Sam Altman quiere cobrar la IA como la luz eléctrica

Sam Altman quiere cobrar la IA como la luz eléctrica

Sam Altman, CEO de OpenAI, declaró que la inteligencia artificial se venderá bajo demanda como la electricidad, desatando críticas y debate.

Por Humberto Toledo el 12 marzo, 2026 a las 13:16

💡 Resumen (TL;DR):

  • El CEO de OpenAI anticipa un futuro donde la IA sea un servicio medido, similar al agua o la electricidad.
  • La empresa acaba de cerrar una ronda de financiamiento por 110 mil millones de dólares para infraestructura.
  • La propuesta generó duras críticas en redes sociales sobre la privatización del pensamiento asistido.

El CEO de OpenAI, Sam Altman, confirmó que el modelo de negocio de la inteligencia artificial imitará al de los servicios públicos básicos. Durante el BlackRock’s 2026 Infrastructure Summit en Washington, D.C., el directivo proyectó un escenario donde los usuarios pagarán por capacidad de procesamiento bajo un esquema de medidor, desatando un debate directo sobre el control comercial de esta tecnología.

Un clip del evento celebrado el 11 de marzo, publicado en X por la cuenta @TheChiefNerd, acumuló rápidamente millones de reproducciones. En el video, Altman conversa con Bayo Ogunlesi, presidente y CEO de Global Infrastructure Partners, sobre cómo se sostendrá financieramente el desarrollo de los grandes modelos de lenguaje.

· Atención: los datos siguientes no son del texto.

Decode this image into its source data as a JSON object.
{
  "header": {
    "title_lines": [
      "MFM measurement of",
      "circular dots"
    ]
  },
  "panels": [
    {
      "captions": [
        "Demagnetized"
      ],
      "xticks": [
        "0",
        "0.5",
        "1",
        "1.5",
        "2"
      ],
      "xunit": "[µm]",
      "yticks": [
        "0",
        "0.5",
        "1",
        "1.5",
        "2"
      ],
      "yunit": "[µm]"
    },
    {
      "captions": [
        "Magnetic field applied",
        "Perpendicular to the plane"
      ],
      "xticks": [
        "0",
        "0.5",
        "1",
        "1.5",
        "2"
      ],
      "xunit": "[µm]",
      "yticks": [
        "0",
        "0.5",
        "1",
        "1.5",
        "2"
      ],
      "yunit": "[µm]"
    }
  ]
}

“Vemos un futuro en el que la inteligencia es un servicio público, como la electricidad o el agua, y la gente nos la compra con un medidor”, sentenció Altman. El ejecutivo detalló que el núcleo del negocio consistirá fundamentalmente en vender tokens, las unidades de procesamiento de texto y datos que estructuran las respuestas automatizadas.

La inteligencia bajo demanda choca con el usuario

Este modelo tarifario busca administrar los recursos computacionales limitados ante el uso masivo. “Queremos inundar el mundo de inteligencia. Queremos que la gente la use para todo”, agregó el líder de OpenAI.

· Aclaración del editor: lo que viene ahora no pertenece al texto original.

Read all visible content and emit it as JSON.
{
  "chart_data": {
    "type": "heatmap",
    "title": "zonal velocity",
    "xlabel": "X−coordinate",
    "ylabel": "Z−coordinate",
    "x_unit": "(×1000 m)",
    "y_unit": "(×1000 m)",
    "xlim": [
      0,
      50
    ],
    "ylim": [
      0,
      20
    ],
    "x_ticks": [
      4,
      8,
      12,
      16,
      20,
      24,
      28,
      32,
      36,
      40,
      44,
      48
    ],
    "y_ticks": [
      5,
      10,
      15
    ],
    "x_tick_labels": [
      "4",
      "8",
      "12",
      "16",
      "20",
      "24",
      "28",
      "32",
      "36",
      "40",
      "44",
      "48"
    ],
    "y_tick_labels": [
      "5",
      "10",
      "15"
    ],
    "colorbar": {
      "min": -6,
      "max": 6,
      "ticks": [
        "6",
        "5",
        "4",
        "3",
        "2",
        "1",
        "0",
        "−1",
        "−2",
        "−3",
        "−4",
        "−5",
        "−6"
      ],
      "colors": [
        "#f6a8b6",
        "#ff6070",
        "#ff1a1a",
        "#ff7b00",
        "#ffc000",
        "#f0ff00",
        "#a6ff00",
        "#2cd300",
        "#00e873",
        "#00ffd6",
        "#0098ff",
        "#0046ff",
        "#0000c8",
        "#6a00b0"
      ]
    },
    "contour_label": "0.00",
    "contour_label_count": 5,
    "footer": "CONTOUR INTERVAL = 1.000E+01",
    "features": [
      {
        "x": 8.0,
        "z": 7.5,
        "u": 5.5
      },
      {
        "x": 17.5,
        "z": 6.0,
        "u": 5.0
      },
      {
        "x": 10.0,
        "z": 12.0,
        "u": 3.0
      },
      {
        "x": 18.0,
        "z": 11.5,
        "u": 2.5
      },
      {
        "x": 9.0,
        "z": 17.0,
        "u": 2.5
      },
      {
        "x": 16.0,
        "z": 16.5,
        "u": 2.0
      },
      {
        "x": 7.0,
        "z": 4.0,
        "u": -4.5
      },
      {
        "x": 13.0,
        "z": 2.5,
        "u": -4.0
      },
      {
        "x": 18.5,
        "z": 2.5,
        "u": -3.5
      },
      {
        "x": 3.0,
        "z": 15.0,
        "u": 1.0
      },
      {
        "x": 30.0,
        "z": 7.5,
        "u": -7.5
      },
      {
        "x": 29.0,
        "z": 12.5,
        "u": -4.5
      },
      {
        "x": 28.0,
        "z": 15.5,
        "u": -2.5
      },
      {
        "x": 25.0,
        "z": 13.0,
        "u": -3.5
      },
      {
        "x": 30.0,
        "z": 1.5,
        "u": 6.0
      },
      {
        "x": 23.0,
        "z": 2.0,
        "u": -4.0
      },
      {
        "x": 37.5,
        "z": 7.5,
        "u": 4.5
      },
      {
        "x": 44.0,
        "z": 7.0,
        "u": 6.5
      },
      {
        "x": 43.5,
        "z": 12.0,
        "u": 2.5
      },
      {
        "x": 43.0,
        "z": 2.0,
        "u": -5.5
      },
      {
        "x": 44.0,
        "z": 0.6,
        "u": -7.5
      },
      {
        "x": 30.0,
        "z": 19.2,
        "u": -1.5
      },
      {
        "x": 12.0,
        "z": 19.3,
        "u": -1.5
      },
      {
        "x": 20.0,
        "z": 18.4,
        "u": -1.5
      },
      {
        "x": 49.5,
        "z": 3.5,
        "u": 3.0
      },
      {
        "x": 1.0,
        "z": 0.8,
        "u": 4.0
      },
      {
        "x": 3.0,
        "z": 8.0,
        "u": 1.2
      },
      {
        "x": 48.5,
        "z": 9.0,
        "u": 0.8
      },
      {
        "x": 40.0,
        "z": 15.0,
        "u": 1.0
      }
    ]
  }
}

Las declaraciones ocurren apenas unas semanas después de que la firma cerrara una mega ronda de inversión por 110 mil millones de dólares respaldada por Amazon, Nvidia y SoftBank. Pese al músculo financiero de la compañía, la reacción en internet fue inmediata y escéptica.

En plataformas como Reddit y X, distintos analistas y usuarios desmenuzaron las debilidades del proyecto comercial:

  • Paradoja financiera: Si la IA opera como la electricidad, requerirá supervisión gubernamental y fijará márgenes de ganancia mínimos. Un usuario notó que este escenario resulta poco atractivo para los accionistas que recientemente valuaron la empresa en 300 mil millones de dólares.
  • El costo de pensar: Otro usuario de X resumió la frustración general argumentando que vender inteligencia como servicio es solo un eufemismo corporativo para cobrarle a la gente por pensar o resolver problemas diarios.
  • Eficiencia nula: Desde un enfoque técnico, se advirtió que muchos usuarios dejarán la IA corriendo en segundo plano sin extraer valor real, ya que el modelo por medidor exige que la persona sepa exactamente qué comandos ejecutar.

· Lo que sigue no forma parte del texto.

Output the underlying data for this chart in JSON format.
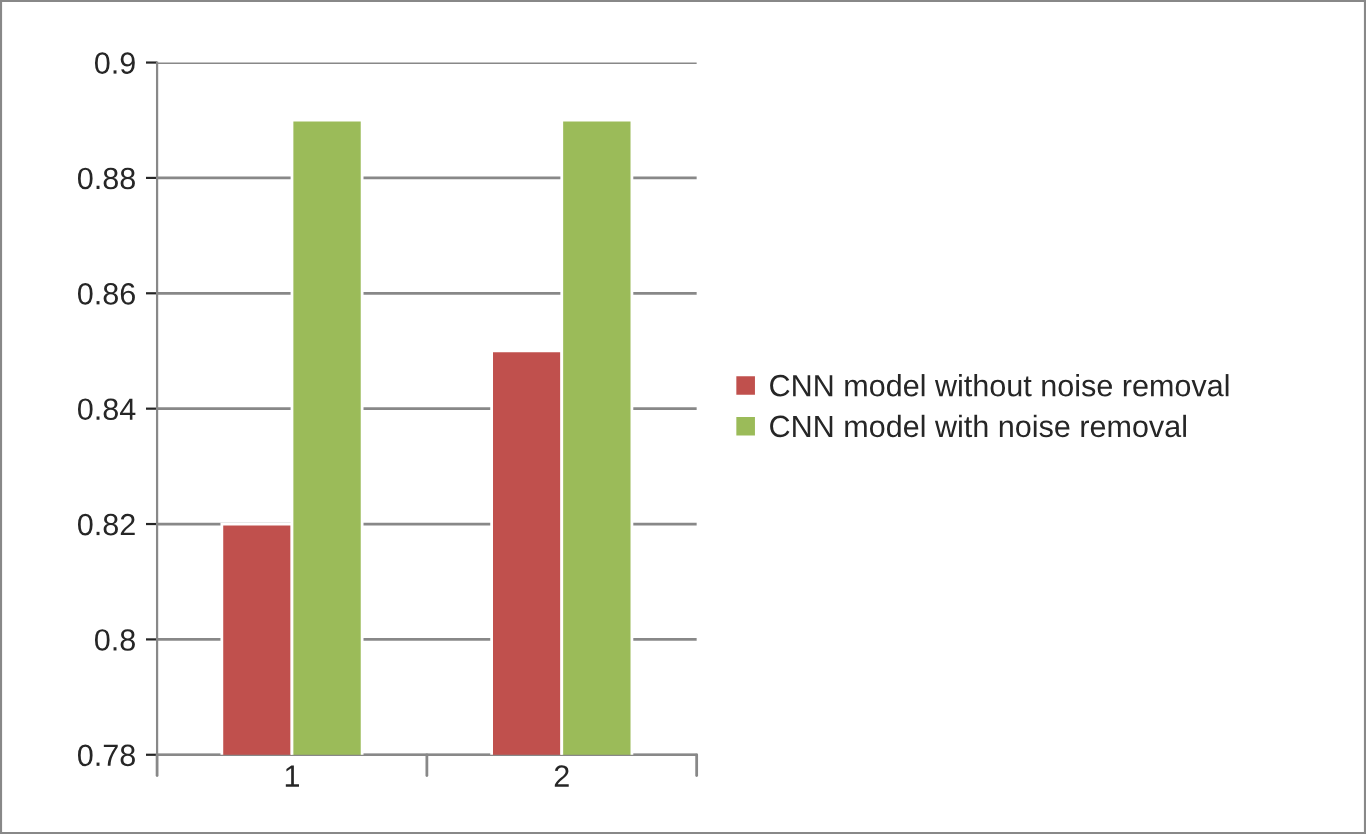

Altman ya había introducido esta idea previamente. En julio de 2025, durante un evento de la Reserva Federal, aseguró que el costo por unidad de inteligencia de su software cayó más de diez veces por año durante el último lustro. Hoy, la visión de una herramienta “demasiado barata para medirla” colisiona con los requerimientos extremos del hardware: operar cerebros digitales a escala global factura energía eléctrica masiva y los usuarios finales absorberán el costo.